Immunization Schedule
A 4-month-old arrives for a well-child visit — knowing exactly which vaccines are due at which age is the difference between protection and a missed opportunity.
Core Concept
The CDC childhood immunization schedule is built around critical timing windows. At birth, the client receives Hepatitis B (HepB) within 24 hours. The HepB series follows its own schedule: birth, 1 month, and 6 months (third dose no earlier than 24 weeks of age). At 2, 4, and 6 months, the core primary series includes DTaP, IPV (inactivated polio), Hib, PCV13 (pneumococcal), and RV (rotavirus). The 12–15 month visit introduces MMR #1, Varicella #1, HepA #1, and PCV13 booster. At 4–6 years, the client receives boosters of DTaP, IPV, MMR #2, and Varicella #2. Rotavirus has a strict maximum age: first dose by 14 weeks 6 days, last dose by 8 months 0 days — doses given outside this window are not valid.
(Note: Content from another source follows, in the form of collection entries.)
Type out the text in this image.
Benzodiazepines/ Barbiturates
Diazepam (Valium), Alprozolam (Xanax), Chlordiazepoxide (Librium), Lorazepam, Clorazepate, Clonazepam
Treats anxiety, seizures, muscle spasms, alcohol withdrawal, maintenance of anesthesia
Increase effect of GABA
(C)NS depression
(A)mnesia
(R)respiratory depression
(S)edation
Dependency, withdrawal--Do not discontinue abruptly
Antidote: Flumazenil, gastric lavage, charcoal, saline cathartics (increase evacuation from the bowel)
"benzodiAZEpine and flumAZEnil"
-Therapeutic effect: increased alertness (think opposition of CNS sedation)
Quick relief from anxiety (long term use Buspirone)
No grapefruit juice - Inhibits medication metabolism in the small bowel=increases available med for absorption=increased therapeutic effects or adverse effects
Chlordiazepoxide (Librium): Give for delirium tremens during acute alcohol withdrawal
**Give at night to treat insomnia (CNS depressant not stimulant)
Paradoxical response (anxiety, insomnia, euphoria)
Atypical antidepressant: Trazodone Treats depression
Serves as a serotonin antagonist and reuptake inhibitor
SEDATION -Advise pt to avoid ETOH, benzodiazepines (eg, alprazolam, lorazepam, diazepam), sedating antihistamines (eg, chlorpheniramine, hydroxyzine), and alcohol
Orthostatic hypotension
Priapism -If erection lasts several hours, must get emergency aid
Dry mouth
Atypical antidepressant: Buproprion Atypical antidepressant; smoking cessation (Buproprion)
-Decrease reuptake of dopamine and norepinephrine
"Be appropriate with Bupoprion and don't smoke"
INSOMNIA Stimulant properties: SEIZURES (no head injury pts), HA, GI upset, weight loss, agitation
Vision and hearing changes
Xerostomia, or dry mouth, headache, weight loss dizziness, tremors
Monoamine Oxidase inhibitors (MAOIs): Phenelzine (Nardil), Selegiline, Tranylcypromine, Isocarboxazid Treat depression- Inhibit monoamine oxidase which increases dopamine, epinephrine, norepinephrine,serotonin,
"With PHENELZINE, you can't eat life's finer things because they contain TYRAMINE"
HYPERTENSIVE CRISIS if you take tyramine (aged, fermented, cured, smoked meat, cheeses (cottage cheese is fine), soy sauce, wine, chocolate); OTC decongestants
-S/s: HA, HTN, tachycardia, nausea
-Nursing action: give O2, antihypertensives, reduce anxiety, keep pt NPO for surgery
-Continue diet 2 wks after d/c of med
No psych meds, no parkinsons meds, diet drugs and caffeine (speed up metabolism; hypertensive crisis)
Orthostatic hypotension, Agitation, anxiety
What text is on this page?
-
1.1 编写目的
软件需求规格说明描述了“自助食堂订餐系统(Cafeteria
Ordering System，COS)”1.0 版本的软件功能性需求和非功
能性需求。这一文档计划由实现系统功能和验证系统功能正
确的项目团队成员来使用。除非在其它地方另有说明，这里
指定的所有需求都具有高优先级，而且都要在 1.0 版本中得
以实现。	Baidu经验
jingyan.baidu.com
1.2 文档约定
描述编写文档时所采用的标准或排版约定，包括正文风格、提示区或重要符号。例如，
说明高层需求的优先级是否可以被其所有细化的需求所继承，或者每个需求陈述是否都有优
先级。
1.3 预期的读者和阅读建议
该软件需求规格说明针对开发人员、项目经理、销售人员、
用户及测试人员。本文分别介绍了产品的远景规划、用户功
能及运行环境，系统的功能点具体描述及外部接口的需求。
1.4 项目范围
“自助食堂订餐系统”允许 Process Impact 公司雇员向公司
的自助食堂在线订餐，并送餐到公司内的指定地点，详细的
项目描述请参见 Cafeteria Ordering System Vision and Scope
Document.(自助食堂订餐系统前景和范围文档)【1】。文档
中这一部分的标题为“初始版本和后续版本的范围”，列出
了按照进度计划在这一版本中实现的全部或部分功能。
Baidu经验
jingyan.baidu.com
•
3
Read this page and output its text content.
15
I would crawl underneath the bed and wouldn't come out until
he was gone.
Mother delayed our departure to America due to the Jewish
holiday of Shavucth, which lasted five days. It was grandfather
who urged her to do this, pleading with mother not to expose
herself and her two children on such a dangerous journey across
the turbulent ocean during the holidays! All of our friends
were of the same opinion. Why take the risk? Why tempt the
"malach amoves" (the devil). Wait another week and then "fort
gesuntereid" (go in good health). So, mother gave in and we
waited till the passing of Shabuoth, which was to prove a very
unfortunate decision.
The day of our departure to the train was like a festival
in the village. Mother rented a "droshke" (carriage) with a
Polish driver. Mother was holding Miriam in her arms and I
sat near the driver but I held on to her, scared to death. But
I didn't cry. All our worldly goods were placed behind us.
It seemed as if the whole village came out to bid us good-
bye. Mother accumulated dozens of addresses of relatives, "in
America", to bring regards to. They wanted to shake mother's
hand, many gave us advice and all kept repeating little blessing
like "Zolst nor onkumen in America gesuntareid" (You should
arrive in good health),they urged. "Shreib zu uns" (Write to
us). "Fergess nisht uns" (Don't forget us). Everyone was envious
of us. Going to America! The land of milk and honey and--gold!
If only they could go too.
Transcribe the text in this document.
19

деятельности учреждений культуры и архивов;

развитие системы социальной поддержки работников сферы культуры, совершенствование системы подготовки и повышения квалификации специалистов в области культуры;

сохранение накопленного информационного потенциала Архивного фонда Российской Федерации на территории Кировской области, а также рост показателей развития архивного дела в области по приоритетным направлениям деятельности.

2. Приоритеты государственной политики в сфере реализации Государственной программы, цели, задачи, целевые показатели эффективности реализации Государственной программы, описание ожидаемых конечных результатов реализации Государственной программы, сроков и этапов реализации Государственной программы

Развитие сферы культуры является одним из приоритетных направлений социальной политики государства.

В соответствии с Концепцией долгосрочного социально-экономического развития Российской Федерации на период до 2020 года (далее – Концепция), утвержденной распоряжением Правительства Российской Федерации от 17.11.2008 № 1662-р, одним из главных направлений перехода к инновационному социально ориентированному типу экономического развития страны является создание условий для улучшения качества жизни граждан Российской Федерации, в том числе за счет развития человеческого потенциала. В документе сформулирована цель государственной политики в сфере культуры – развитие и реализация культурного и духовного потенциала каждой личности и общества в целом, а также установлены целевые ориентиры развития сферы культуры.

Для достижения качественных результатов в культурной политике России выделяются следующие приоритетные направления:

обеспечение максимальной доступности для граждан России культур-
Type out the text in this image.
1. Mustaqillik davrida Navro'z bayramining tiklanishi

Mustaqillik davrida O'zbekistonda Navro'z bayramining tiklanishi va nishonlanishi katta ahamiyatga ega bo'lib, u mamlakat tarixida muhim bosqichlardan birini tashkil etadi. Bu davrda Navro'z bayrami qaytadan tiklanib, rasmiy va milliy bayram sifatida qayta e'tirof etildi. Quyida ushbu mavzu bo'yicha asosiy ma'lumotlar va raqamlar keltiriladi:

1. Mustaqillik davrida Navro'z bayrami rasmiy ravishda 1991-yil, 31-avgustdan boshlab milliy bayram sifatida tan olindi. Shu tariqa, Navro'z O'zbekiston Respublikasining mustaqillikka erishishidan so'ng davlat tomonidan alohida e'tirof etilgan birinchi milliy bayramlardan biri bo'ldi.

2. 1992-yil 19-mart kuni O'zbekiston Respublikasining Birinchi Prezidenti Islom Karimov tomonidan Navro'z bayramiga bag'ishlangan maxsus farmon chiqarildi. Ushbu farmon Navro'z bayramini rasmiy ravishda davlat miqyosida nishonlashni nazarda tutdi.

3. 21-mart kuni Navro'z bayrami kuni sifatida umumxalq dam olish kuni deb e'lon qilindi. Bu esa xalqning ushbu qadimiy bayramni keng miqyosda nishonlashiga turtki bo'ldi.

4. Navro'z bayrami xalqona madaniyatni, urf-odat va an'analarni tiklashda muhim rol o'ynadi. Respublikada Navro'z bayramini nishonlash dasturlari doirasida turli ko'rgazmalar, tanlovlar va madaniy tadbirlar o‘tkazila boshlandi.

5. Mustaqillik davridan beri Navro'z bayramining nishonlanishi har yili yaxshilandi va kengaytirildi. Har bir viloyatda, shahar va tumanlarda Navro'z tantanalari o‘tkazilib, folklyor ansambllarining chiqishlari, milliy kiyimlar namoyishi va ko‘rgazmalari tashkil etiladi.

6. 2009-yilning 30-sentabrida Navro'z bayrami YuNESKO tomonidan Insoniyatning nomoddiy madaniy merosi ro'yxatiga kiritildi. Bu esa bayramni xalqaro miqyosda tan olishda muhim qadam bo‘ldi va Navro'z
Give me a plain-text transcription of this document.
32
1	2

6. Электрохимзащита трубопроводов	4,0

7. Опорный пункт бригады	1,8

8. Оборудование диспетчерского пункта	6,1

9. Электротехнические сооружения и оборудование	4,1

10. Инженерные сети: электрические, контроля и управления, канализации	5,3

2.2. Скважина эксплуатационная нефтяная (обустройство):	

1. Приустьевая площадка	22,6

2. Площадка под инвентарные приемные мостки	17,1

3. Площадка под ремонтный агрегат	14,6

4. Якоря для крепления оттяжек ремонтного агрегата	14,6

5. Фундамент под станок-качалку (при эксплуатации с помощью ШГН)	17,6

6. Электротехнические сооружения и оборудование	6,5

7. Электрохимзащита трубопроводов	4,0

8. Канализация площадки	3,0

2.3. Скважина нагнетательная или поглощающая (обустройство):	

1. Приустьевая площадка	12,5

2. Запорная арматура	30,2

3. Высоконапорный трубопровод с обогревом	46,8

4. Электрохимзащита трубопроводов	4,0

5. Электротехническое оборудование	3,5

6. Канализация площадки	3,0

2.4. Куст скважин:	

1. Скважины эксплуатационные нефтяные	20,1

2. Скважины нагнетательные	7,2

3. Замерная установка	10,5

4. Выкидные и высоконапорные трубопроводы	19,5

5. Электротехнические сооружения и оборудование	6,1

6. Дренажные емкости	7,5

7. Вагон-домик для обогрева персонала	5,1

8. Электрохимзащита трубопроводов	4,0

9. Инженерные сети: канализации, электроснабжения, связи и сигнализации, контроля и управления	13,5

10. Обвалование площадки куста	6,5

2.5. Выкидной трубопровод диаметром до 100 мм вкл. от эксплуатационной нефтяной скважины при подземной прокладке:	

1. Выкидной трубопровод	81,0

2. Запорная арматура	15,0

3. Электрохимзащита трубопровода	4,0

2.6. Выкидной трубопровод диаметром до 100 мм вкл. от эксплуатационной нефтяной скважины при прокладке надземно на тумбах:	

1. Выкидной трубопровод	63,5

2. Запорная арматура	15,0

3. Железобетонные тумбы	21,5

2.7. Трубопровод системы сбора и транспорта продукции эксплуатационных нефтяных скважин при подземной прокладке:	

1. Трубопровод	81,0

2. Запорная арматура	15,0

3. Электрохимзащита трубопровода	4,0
Influenza vaccine begins at 6 months and is given annually. The schedule follows minimum intervals between doses; giving a dose too early invalidates it and requires repeating. Catch-up schedules exist for children who fall behind, but the nurse must verify each vaccine's minimum interval rather than restarting the entire series.
Watch Out For
Don't confuse the 2-4-6 month primary series vaccines (DTaP, IPV, Hib, PCV13, RV) with the 12–15 month live vaccines (MMR, Varicella) — live vaccines are delayed until maternal antibodies wane. HepB runs on its own timeline (birth, 1 month, 6 months) and should not be grouped with the 2-4-6 series. Students mix up DTaP (given to children <7 years) with Tdap (booster at age 11–12). Rotavirus is the only childhood vaccine with an absolute age ceiling — missing the window means the child cannot receive it at all.
Clinical Pearl
Think '2-4-6 then 12': DTaP, IPV, Hib, PCV13, and RV repeat at 2, 4, and 6 months, while live vaccines (MMR, Varicella) debut at 12 months once maternal antibodies wane. HepB runs its own schedule: birth, 1 month, 6 months.